In Hawking’s view, before the Big Bang, there existed simply nothing. He doesn’t mean that in a simple way, however, because he doesn’t imply that there was no matter or antimatter or dark matter before Big Bang. Instead, he says anything that existed before the beginning of the universe as we know it has no role at all to play in everything that came after, and can therefore be completely left out of any theories we formulate to explain our observations.
This is because he believes the universe at the moment of Big Bang was a singularity, a time when “all the laws of physics would have broken down. This means that the state of the universe, after the Big Bang, will not depend on anything that may have happened before, because the deterministic laws that govern the universe will break down in the Big Bang. The universe will evolve from the Big Bang, completely independently of what it was like before. Even the amount of matter in the universe, can be different to what it was before the Big Bang, as the Law of Conservation of Matter, will break down at the Big Bang.”
Hawking also spoke of the concepts of “imaginary time” and the “no boundary condition” to explain the beginning of our universe (some of this work was done in collaboration with James Hartle of the University of California, Santa Barbara).
To imagine this imaginary time, Hawking suggest you first think of time as a horizontal line, with the past on the left and the future on the right. Then add a vertical line to the mix, and that becomes your imaginary time. In Hawking’s own words, “it is not the kind of time we normally experience” and the four-dimensional “Euclidean space-time” it would create with the three dimensions of space would be almost impossible for anyone to imagine.

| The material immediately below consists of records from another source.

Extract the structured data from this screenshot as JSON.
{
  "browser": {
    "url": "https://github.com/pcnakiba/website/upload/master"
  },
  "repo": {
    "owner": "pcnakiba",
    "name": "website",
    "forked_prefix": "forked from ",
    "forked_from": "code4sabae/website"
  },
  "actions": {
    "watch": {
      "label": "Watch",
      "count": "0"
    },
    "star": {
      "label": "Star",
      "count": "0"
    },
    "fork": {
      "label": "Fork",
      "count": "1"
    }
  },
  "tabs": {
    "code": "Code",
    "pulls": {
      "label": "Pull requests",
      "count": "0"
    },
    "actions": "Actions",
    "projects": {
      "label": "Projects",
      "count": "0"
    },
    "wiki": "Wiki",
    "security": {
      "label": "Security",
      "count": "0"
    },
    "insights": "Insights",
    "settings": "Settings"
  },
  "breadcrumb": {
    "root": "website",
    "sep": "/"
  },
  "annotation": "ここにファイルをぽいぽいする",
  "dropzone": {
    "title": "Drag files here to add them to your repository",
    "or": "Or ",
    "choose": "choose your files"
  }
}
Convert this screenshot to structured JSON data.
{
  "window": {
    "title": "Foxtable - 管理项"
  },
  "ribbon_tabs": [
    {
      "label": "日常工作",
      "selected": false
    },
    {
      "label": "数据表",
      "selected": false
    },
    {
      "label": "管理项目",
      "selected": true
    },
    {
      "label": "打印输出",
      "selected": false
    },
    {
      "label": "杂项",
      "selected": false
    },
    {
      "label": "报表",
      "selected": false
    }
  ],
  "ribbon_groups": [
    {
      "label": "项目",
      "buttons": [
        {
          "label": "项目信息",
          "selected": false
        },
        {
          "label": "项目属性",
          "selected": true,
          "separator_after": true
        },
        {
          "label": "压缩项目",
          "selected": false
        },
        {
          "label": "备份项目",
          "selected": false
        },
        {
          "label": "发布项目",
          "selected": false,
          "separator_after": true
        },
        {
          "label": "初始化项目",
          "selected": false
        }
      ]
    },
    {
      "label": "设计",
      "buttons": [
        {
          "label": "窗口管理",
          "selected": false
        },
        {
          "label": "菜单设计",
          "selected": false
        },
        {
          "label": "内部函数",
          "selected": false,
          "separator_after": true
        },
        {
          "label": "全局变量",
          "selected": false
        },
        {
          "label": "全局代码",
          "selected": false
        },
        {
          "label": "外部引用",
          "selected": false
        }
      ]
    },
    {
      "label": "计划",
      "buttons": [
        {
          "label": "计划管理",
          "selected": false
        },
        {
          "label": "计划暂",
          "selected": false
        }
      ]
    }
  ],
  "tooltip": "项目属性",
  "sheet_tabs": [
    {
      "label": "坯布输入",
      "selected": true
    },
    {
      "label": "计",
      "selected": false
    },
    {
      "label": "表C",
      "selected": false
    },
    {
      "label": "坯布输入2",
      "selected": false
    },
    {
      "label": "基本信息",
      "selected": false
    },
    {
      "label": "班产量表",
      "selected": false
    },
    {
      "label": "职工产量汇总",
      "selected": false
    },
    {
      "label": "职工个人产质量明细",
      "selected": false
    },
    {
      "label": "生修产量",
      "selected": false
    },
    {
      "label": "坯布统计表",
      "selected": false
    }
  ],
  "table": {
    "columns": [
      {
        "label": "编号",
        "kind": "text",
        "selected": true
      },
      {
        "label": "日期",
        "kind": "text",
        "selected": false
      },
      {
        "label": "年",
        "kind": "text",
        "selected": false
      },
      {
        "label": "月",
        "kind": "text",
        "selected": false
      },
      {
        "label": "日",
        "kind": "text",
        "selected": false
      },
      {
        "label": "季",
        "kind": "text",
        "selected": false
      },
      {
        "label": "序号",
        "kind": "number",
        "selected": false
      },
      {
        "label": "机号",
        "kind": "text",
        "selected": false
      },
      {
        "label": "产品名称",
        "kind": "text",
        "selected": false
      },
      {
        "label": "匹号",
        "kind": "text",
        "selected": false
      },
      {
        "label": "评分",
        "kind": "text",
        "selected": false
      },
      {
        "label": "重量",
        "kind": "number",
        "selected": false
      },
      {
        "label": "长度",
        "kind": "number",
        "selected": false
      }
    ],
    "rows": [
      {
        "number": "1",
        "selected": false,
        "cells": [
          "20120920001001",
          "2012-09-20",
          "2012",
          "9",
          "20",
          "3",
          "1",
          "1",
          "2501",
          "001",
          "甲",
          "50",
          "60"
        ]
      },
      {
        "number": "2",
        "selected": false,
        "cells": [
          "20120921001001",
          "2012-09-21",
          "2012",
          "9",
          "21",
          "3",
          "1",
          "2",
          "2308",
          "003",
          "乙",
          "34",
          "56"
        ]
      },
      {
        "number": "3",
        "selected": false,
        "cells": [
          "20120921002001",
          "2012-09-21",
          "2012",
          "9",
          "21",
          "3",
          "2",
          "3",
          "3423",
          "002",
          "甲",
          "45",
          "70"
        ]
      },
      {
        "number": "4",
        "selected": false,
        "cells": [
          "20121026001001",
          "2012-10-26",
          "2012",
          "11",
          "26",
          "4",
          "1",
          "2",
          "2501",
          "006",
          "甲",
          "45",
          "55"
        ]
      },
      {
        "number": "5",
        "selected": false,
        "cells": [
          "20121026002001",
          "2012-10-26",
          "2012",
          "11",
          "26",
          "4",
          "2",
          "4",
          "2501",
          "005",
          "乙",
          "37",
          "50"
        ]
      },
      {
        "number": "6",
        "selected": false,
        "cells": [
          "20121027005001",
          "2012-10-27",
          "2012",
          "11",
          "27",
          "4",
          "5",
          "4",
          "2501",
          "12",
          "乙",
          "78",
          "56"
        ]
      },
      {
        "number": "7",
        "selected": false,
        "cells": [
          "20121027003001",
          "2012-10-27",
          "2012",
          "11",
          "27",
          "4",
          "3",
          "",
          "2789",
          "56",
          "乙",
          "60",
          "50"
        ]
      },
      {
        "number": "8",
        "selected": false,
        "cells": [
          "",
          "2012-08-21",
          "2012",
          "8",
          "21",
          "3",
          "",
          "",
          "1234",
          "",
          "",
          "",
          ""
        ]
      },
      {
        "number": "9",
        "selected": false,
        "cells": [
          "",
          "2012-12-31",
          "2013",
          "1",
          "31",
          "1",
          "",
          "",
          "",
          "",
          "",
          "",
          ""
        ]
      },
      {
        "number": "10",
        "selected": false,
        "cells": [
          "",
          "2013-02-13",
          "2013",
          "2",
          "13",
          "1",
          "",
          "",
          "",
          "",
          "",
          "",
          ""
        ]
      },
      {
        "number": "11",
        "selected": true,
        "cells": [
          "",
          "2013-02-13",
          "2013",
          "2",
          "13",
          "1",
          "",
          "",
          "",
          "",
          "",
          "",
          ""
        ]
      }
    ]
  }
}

The no boundary condition is simpler, though. It occurs when there is an absence of boundaries but within a finite space. The example Hawking uses is that of Earth, where the surface is finite but you can go around it as many times as you like without falling off, because there is no boundary or edge to fall off from (no matter how steadfastly flat-Earthers believe otherwise). And he says that given our current observation, this condition also applies to the Euclidean space-time four-dimensional curve involving imaginary time.
The normal time we experience began at the Big Bang, which itself would be determined by the state of the universe in imaginary time when the event took place.